Hmm . . . maybe I’ll get my hubby a crown for Father’s Day. Hugs from the sunny southwest. Wish you were here.
Gregg Masters says
You are only tilling the very surface of the soil Dave. Thanks for the archeological dig. More will be revealed. Just look at the fight against ‘standard benefit’ or minimum thresholds of covered services, not to mention the ‘threat’ posed by insurance exchanges to make comparison shopping even possible. BTW, let’s call them what they are. They are not insurance companies. They manage precious little risk other than of the actuarial and underwriting type. They are transaction processors. Watch how they fight to redefine what qualifies for MLR (medical loss ratio) expense so they mitigate the need to ‘reimburse’ or refund excess premium charged. Once you’ve seen on schedule of insurance, you’ve seen one. Nice report.
jeanne says
Proving, once again, that ePatient Dave is a national treasure!
Also proving that the Salem N.H. radiologist is emblematic of a growing trend: Patients want this information, and increasingly providers are making it available. We think that increasingly such transparency will bring competitive advantage to such forward-thinking providers.
We’ve been collecting prices in New York City and are finding that variations of 10x in this area for cash or self-pay patients are not unusual. We’re about to re-launch the site — come on over to http://clearhealthcosts.com/ to check out our prices, and stay tuned for more fun! We would love it if you would sign up to beta-test our re-launch.
Oh, yes, and did we say: ePatient Dave is a national treasure!
Stephen Meyers, MD says
Dave,
You have done a remarkable job researching this, and it appears that your efforts will pay off with getting the recommended scan at a reduced price. It is unfortunate that all this takes so much effort.
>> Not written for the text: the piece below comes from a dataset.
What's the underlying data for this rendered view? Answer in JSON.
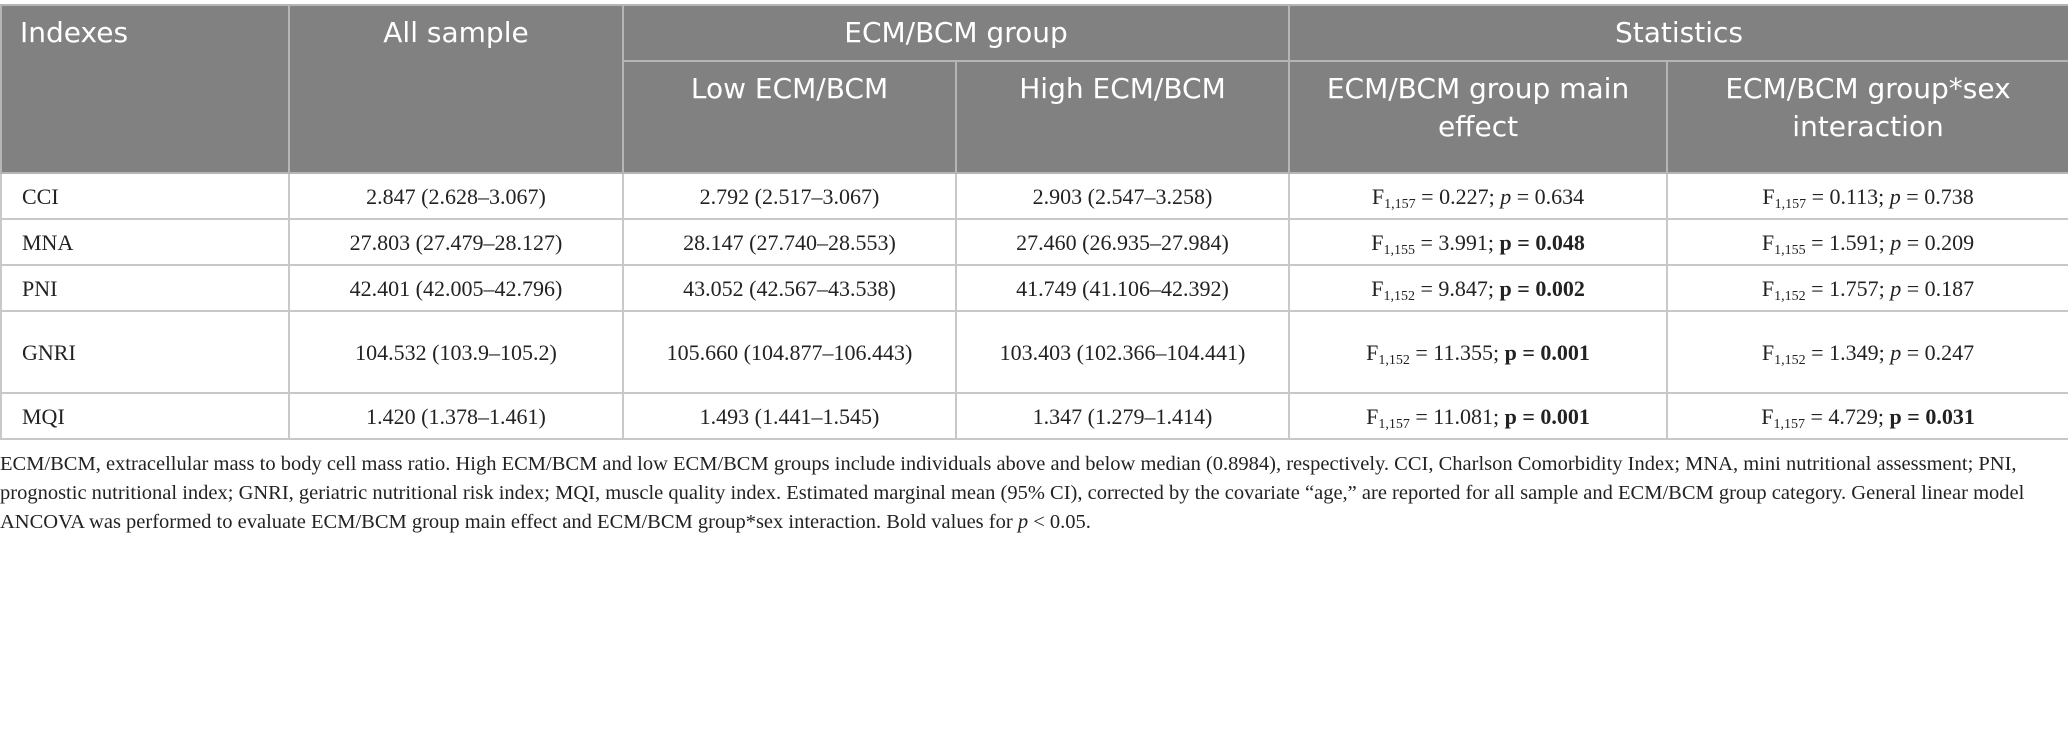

My only contribution here would be related to the need (or lack of) for the follow-up oncologist visit. Your oncologist may be hard-pressed to argue that an office visit adds much beyond reviewing the scan results. They likely would appreciate knowing that you have not experienced any recent worrisome symptoms such as back pain, unexplained weight loss, or urinary symptoms. Labwork may or may not be helpful in your situation, such as a urinalysis. Getting the scan and sending them a brief message of your current status may be all that is needed.
Of course, this approach does not in any way compensate the oncologist for the service of reviewing your situation, which is not really fair to them. However, it is also not really fair to you if an office visit results in a $250 charge to simply review your scan, ask a few questions and perform a minimal exam. There is the possibility that such a follow-up visit would not be less expensive than you predict, but I doubt anyone would be willing to commit to providing you a definite price.
You call attention to significant barriers to patient engagement/empowerment. The system is complex, providing no quick or easy solutions. Thanks for taking the time to share your experience and frustrations. In the big picture, we are glad that you are around to be annoyed by all of this.